“Don’t you feel that we have been together before somewhere?”

She did not answer, only smiled. A blue ripple of her gown resting on his grey-clad knee acted like an electric current between them.

The Rhodes Memorial stands a little way out of the town—a rather enchanted-looking Asian Temple, built of sandstone from the Matoppo Hills. They climbed its steep stairs and stood gazing from marble-pillared openings at a great vista of empty veld and a far line of hills. The Boers occupied those hills during the siege, and peppered Kimberley with fifteen hundred shells from their Long Tom, being blithely answered by Long Cecil, the big gun made in the De Beers workshops. Quelch recounted the tragic fate of Labran, the maker of this gun, who was killed by the second response from Long Tom.

Afterward, he fell into silence. It was Loree who talked lightly and incessantly. She had become aware of the danger of silence. When you are loitering on the perilous precipices, where the fire-flowers blow, words are little ropes and holds by which you keep your footing. But Quelch smiled like a man who has his feet on firm ground, and enfolded her always with his bold yet subtle glance.

She was vaguely thankful for the presence of a man reading on a bench, and when Quelch wanted to drive her out into the empty veld, which the sinking sun had flooded with blood-red light, she resisted the adventure, murmuring that she must return and write a letter to catch the night post for Rhodesia.

His face darkened at the words.

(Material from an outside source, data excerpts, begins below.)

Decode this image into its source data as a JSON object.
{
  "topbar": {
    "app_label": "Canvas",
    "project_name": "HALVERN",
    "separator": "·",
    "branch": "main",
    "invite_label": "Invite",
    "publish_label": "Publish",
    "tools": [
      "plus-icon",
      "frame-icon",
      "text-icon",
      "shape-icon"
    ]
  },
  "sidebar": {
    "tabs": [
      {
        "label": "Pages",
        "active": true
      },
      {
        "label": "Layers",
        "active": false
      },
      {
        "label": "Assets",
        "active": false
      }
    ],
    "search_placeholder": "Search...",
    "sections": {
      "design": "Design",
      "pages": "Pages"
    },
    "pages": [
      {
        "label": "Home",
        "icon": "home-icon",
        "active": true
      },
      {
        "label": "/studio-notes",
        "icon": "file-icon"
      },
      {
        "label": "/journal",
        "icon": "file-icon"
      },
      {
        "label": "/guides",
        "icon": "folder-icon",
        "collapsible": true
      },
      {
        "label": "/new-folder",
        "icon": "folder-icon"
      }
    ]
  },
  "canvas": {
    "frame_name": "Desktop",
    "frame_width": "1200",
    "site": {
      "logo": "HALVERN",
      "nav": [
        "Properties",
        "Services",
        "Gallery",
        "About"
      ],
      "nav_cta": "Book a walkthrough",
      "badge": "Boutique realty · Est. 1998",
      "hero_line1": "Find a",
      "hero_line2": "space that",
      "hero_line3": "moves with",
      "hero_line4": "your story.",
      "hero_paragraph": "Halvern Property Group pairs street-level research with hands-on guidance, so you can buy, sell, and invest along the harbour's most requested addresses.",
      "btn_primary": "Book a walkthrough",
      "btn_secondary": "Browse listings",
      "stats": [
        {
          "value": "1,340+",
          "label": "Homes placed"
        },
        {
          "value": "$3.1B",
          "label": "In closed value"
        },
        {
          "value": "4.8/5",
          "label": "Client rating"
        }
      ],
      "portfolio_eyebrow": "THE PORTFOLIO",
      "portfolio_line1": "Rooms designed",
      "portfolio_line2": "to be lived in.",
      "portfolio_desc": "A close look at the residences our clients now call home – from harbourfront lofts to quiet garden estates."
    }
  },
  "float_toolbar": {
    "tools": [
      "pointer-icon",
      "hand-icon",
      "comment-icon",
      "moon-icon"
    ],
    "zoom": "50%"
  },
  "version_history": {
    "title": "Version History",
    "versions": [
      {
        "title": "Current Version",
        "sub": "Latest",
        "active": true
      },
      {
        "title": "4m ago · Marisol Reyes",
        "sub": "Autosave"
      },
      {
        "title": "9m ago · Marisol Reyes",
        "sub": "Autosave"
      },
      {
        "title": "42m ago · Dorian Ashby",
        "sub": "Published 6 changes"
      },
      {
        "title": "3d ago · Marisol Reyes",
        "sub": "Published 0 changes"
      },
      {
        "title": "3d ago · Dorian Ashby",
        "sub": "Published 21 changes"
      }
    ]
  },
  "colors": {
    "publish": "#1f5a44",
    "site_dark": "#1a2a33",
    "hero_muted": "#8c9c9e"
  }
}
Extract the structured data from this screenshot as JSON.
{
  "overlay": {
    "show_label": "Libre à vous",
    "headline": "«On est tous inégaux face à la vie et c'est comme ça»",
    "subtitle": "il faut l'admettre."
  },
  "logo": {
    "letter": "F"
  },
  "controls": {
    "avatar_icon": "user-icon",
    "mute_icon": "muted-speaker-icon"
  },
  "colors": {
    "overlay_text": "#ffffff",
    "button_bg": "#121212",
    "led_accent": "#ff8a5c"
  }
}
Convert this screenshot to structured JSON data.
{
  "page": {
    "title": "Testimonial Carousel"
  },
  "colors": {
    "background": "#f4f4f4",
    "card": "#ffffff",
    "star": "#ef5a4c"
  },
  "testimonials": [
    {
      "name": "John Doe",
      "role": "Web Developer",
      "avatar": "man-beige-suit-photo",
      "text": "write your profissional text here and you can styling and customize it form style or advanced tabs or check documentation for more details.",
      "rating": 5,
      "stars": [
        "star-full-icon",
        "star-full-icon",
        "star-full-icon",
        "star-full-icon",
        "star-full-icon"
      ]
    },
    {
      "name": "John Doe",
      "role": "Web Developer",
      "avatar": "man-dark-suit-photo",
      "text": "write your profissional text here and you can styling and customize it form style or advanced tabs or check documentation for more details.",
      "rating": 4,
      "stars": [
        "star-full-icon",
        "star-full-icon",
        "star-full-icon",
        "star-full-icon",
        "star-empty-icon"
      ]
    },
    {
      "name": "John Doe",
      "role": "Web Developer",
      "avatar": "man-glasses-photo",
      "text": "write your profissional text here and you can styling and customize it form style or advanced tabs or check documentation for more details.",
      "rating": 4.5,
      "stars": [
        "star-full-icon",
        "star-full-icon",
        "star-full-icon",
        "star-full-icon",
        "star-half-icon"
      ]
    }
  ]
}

Pat Temple had never been mentioned between them, but Loree felt no doubt that he knew where her husband was and all about him. One of the first things you learn in Africa is that every one knows your private affairs nearly as well as you do yourself.

So the drive into the veld was renounced, but home was reached only by a route both long and obvious. Loree missed the post for Rhodesia by just ten minutes. There was time for nothing before dinner except a few moments’ secret genuflection at the shrine of a rose-pink idol. And after dinner-time flew past in the same astonishing fashion of the previous evening. Mrs Cork’s headache had evidently persisted, for she did not appear, and they neither missed nor mourned her. Instead of sitting in the verandah, where the rest of the world was liable to note the silence that now held between them, they walked in the garden among the wet roses and languorously scented night-flowers. Playing with danger is fascinating anywhere, but in Africa the mise en scène is always specially arranged for this pastime.

Next morning, by the early post there was news from Pat. He had been down with a touch of malaria, and the Wingates were looking after him. Ethel Wingate was a remote cousin and her husband an old school-friend. They had not much money, Pat wrote, but it was wonderful to see their happiness. They had been married ten years and never parted a day, weathering storms and sunshine together.

“It has made me think a bit (the letter ran) and realise that while one is busy hustling about the earth, piling up a fortune for the future, one may be missing something more important in the present. What do you think, darling mine?”

Loree was disturbed by the question, as a happy dreamer might be disturbed by a shout in the ear. She had closed the door of her thinking mind for the time being, and did not wish to open it, for fear of what was crouching there—a little drab-faced thing called conscience. She desired no communication with that thing, nor with her soul, which was a soul obsessed. The best way to forget Pat’s query was to get out the little idol that lay in her bosom, and lose herself in its sparkling loveliness. But, somehow, it did not look quite so beautiful as before. Its lustre seemed dimmed. Its fires had paled a little. This annoyed her. She felt as if she were being cheated in the value of something for which she had paid a heavy price.